Monday, February 12, 2007

What Flags Are OK To Desecrate?

What do you call it when a group selectively uses the mechanisms of the State to suppress expression of a point of view they find politically objectionable?

If you're the San Francisco State University administration, the SFSU student council, Students Against War, the International Socialist Organization, or the General Union of Palestinian Students, you call it "protecting diversity," "preventing violence," or "promoting tolerance."

This story starts with an "anti-terrorism rally" held last October on campus by the College Republicans. To emphasize their point, students stomped on Hezbollah and Hamas flags. According to the college paper, the Golden Gate (X)Press, members of Students Against War and the International Socialist Organization showed up to call the Republicans "racists," while the president of the General Union of Palestinian Students accused the Repubs of spreading false information about Muslims.

In November, the Associated Students board passed a unanimous resolution, which the (X)Press reported, denounced the California Republicans for "hateful religious intolerance" and criticized those who "pre-meditated the stomping of the flags knowing it would offend some people and possibly incite violence."

Now you know that there are students who are opposed to desecrating flags on campus -- that is, if the flags represent terrorist organizations.

But wait -- there's more.
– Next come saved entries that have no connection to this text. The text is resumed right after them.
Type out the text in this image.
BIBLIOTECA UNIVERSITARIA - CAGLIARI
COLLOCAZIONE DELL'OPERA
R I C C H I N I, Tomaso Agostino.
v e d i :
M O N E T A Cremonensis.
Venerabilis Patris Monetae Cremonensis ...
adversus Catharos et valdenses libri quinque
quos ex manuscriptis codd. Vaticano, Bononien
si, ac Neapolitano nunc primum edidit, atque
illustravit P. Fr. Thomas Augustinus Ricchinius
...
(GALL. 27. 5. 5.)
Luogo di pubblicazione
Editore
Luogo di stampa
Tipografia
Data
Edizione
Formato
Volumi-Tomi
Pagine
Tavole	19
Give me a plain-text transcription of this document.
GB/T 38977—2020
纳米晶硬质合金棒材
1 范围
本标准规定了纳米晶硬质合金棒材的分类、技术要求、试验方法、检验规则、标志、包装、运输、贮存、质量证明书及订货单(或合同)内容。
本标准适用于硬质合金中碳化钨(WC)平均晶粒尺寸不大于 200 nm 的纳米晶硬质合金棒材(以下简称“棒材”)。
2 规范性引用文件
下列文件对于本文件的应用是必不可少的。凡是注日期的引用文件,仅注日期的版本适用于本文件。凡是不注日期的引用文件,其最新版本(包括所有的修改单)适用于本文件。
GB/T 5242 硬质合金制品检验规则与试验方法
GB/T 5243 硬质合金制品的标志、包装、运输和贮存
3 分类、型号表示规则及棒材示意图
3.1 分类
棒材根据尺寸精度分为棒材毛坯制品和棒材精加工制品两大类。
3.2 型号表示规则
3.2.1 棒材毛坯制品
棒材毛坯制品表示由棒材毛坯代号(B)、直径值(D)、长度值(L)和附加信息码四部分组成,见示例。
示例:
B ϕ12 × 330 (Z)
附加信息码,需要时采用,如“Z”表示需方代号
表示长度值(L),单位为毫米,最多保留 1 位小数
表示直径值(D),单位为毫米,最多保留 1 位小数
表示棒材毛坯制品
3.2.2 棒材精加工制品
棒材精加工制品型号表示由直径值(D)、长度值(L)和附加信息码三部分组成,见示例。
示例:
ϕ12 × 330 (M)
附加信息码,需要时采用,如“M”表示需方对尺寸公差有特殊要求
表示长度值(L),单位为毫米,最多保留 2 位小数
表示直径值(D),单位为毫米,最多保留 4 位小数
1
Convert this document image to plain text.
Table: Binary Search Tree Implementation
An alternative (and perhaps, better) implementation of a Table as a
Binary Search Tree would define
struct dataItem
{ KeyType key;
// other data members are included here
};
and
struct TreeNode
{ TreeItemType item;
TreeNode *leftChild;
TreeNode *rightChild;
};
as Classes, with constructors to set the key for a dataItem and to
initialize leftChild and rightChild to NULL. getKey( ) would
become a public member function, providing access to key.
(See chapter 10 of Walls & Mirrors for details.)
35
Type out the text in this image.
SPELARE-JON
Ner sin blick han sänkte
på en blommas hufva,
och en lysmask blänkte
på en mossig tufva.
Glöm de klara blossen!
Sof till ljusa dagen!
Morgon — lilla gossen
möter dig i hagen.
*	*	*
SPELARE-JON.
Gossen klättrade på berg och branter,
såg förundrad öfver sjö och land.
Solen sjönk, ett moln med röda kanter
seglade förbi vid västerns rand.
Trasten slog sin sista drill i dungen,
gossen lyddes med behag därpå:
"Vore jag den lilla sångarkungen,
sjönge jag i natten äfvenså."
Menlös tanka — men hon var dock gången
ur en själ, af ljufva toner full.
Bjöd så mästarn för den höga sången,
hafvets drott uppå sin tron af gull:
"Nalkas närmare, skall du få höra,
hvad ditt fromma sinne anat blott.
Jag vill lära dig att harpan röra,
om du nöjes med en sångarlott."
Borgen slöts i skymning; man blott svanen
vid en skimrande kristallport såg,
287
A student filed a complaint with the Office of Student Programs and Leadership Development. OSPLD Director Joey Greenwell wrote to the College Republicans informing them that his office had completed an investigation of the complaint and forwarded the report to the Student Organization Hearing Panel, which will adjudicate the charge. At issue is the charge that College Republicans had walked on "a banner with the world 'Allah' written in Arabic script" -- it turns out Allah's name is incorporated into Hamas and Hezbollah flags -- and "allegations of attempts to incite violence and create a hostile environment," as well as "actions of incivility."

At an unnamed date, the student panel could decide to issue a warning to, suspend or expel the GOP club from campus.


The university's response? [SFSU] Spokesperson Ellen Griffin [said], "The university stands behind this process. [...] I don't believe the complaint is about the desecration of the flag. I believe that the complaint is the desecration of Allah."

So what if it is? If a student put a crucifix in a jar of urine, they probably would have gotten a scholarship from the art department. And if people will be uncontrollably driven to violence because someone expresses disgust with a terror organization who acts in the name of Allah, maybe they aren't ready to be Americans. At the very least, they should have had to re-take high school civics.

I oppose American flag burning legislation, because, as much as I'm offended by such action, real Americans respond to expression with either expression of their own, or by walking away. That's what it means to live in freedom. I imagine the SFSU folks also oppose laws against American flag burning, but considering the flag-selectivity of the administration and the complaining student organizations, I have to wonder if their reasons for that opposition have more to do with an approval of the message than any free speech principles.

Alas, this isn't limited to the rarefied atmosphere of San Francisco. At our own institution, the College Republicans had their "Affirmative Action" bake sale shut down by the University. Minute Men and their supporters were shouted down last October and ousted from their speaking event at Columbia. And speakers who violate the campus orthodoxy often face pies, disruption, and threats. At some law schools, new students are publicly warned away from the Federalist Society, and no faculty member will serve as their advisor.

None of this is new or surprising. But this kind of thuggery deserves to be exposed and mocked again and again and again. As often as it takes.


Anonymous said...

As if the PLOs' and American hippies' reasons for desecreting Old Glory have nothing to do with religion.

As if the distinction between what is political and what is religious is discernable.

Orrin Johnson said...

A small victory against the forces of double standardism - the Seattle University Law School chapter if the Men's Law Caucus was, over vociferous objection, approved as an official student organization yesterday.